15 Şubat 2012 Çarşamba

Hayat sevince güzel,valla

oley.bugün sevgililer günüüydüü.ne mutlu sana ne mutlu bana ne mutlu bize diyoruz.sevgililer günümüz kutlu olsun diyoruz.mutlu sevgililer günü diyoruz.

aslında ayıp olmasın diye kutladım. bi de maksat yazıya giriş olsun.zira bugünü pek de önemsediğim söylenemez."sevene her gün sevgililerr günüüüü!!" diyenlerdenim.daha açık olacak olursam sevgililer gününün her yerde duyurulması veya dayatılmasıyla kutlanmasını değil de içten gelerek kutlanmasını isterim.o yüzden de sevgilime "ee 14 şubat sevgililer günü aşkım o gün napıcazz?" demem. gerek de yok bence.diyenlere de saygımız sonsuz tabii ki.yine de benim düşüncemin daha saf daha temiz olduğunu düşünmekteyim.yap dediğim için yapılan bişeyden bi içtenlik beklemek saçma olur çünkü.kendini kutlamaya,hediyeler almaya ya da türlü çeşit sürprizler yapmaya mecbur hisseden biriyle,içinden geldiği için farklı bi günde farklı bi zamanda yaptığı tatlı,minik ve bir o kadar da hoş sürprizlerle karşına çıkan biri bir tutulmamalı.bu düşüncemde de yalnız olduğumu sanmıyorum.

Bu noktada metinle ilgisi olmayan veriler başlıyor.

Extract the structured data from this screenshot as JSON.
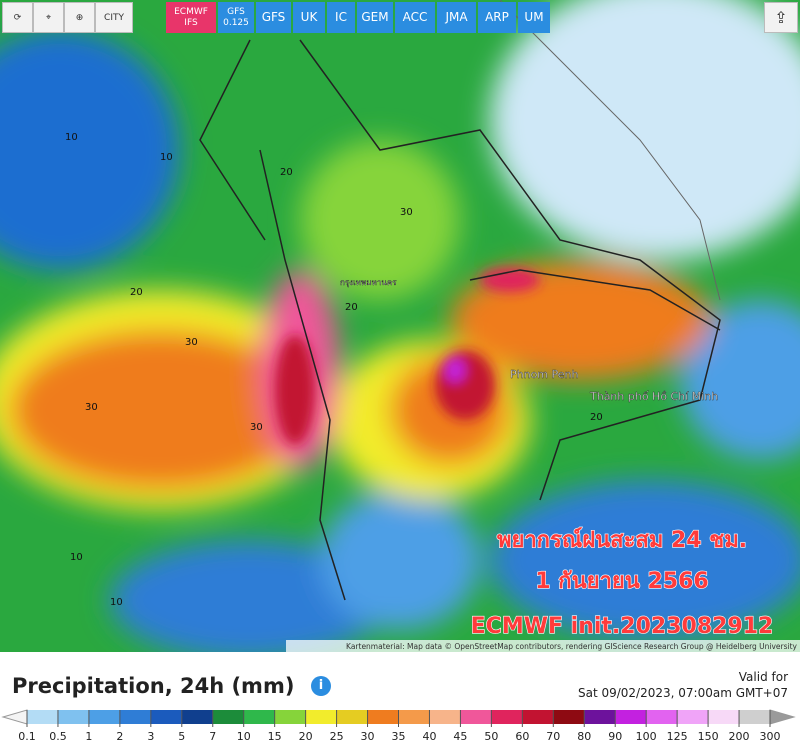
{
  "toolbar": {
    "tools": [
      "⟳",
      "⌖",
      "⊕",
      "CITY"
    ],
    "models": [
      "ECMWF IFS",
      "GFS 0.125",
      "GFS",
      "UK",
      "IC",
      "GEM",
      "ACC",
      "JMA",
      "ARP",
      "UM"
    ],
    "active_model": "ECMWF IFS",
    "share": "⇪"
  },
  "map": {
    "places": [
      "Phnom Penh",
      "Thành phố Hồ Chí Minh",
      "กรุงเทพมหานคร"
    ],
    "contour_labels": [
      "10",
      "10",
      "20",
      "20",
      "30",
      "30",
      "30",
      "20",
      "10",
      "30",
      "20",
      "10"
    ],
    "overlay": [
      "พยากรณ์ฝนสะสม 24 ชม.",
      "1 กันยายน 2566",
      "ECMWF init.2023082912"
    ],
    "attribution": "Kartenmaterial: Map data © OpenStreetMap contributors, rendering GIScience Research Group @ Heidelberg University"
  },
  "legend": {
    "title": "Precipitation, 24h (mm)",
    "info": "i",
    "valid_label": "Valid for",
    "valid_time": "Sat 09/02/2023, 07:00am GMT+07",
    "ticks": [
      "0.1",
      "0.5",
      "1",
      "2",
      "3",
      "5",
      "7",
      "10",
      "15",
      "20",
      "25",
      "30",
      "35",
      "40",
      "45",
      "50",
      "60",
      "70",
      "80",
      "90",
      "100",
      "125",
      "150",
      "200",
      "300"
    ],
    "colors": [
      "#f4f4f4",
      "#b3dcf5",
      "#7fc1ef",
      "#4d9fe6",
      "#2f7dd6",
      "#1b5bbd",
      "#103f8e",
      "#1c8c3a",
      "#2fb84b",
      "#86d43a",
      "#f2ec2c",
      "#e5cc22",
      "#ef7c1f",
      "#f49a4a",
      "#f7b48a",
      "#f0579a",
      "#e0245d",
      "#c21331",
      "#8e0a12",
      "#6d129c",
      "#c321e0",
      "#e263f0",
      "#f0a4f8",
      "#f7d9f7",
      "#cfcfcf",
      "#9a9a9a"
    ]
  }
}
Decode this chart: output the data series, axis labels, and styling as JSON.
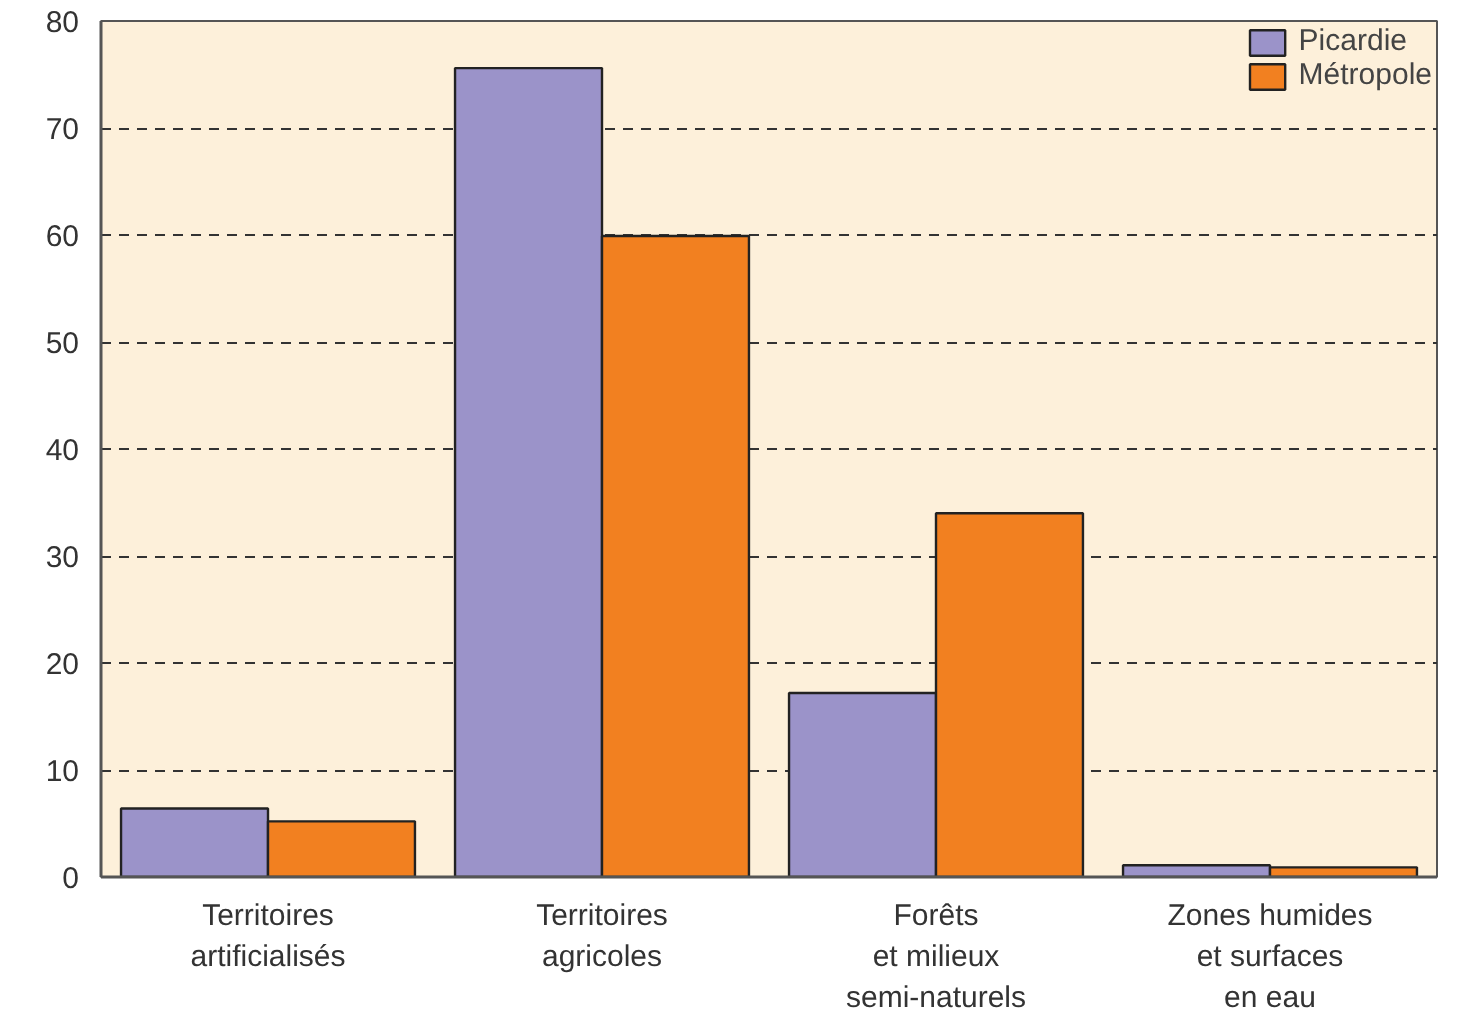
{
  "chart_data": {
    "type": "bar",
    "categories": [
      "Territoires\nartificialisés",
      "Territoires\nagricoles",
      "Forêts\net milieux\nsemi-naturels",
      "Zones humides\net surfaces\nen eau"
    ],
    "series": [
      {
        "name": "Picardie",
        "color": "#9b93c9",
        "values": [
          6.4,
          75.6,
          17.2,
          1.1
        ]
      },
      {
        "name": "Métropole",
        "color": "#f28020",
        "values": [
          5.2,
          59.9,
          34.0,
          0.9
        ]
      }
    ],
    "ylim": [
      0,
      80
    ],
    "yticks": [
      0,
      10,
      20,
      30,
      40,
      50,
      60,
      70,
      80
    ],
    "grid": "y",
    "legend": "top right"
  }
}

bugün şu dikkatimi çekti ki,artık sevgililer günü de böyle bir bayrammışçasına,böyle bir yılbaşıymışçasına kutlanıyormuş.belki de hep öyleydi ben bugün farkettim.

sevgilisi olup da bugünü mutlu mesut kutlayan çifte kumrulara diyecek sözüm yok.mutlu olun canlar.fakat yalnız takılanları da düşünün be allahsızlar.twitter'da facebook'ta böyle bi mutluluk yazıları böyle bi canımlar cicimler.hoş değil bence.ayıp.günah.lütfen daha dikkatli olalım.düşünceli olalım.düşünelim.hem komşusu açken tok yatan bizden değildir.

şaka bi yana aşk dünyanın en güzel şeyi.iyisiyle,kötüsüyle,kavgasıyla,kıskançlığıyla,planotiğiyle,karşılıklısıyla..aşk cidden çok güzel bişey.insana huzur verir.neşe verir.düşünmesini sağlar.düşüncelere dalıp neden sonuç ilişkisi kurmasını bile sağlar.abartmıyorum hepsi gerçek.isviçreli bilim adamlarının araştırmasına falan da dayanmıyor bu söylediklerim.tamamen kendimden bildiğim şeyler.midede uçuşan kelebekler,sürekli bi sırıtma halleri yalan değil.onların hepsi gerçek.yaşadıysanız bilirsiniz.yaşamadıysanız da umarım en kısa sürede yaşarsınız.gerçek olanını...

bu da günün anlam ve önemine uygun olarak tüm çiftlere,tüm aşıklara,tüm aşık olmak isteyenlere gelsin.herkese gelsin ya da.iyi dinlemer.daha nice nice happy valentine's dayleriniz olsun.öperim.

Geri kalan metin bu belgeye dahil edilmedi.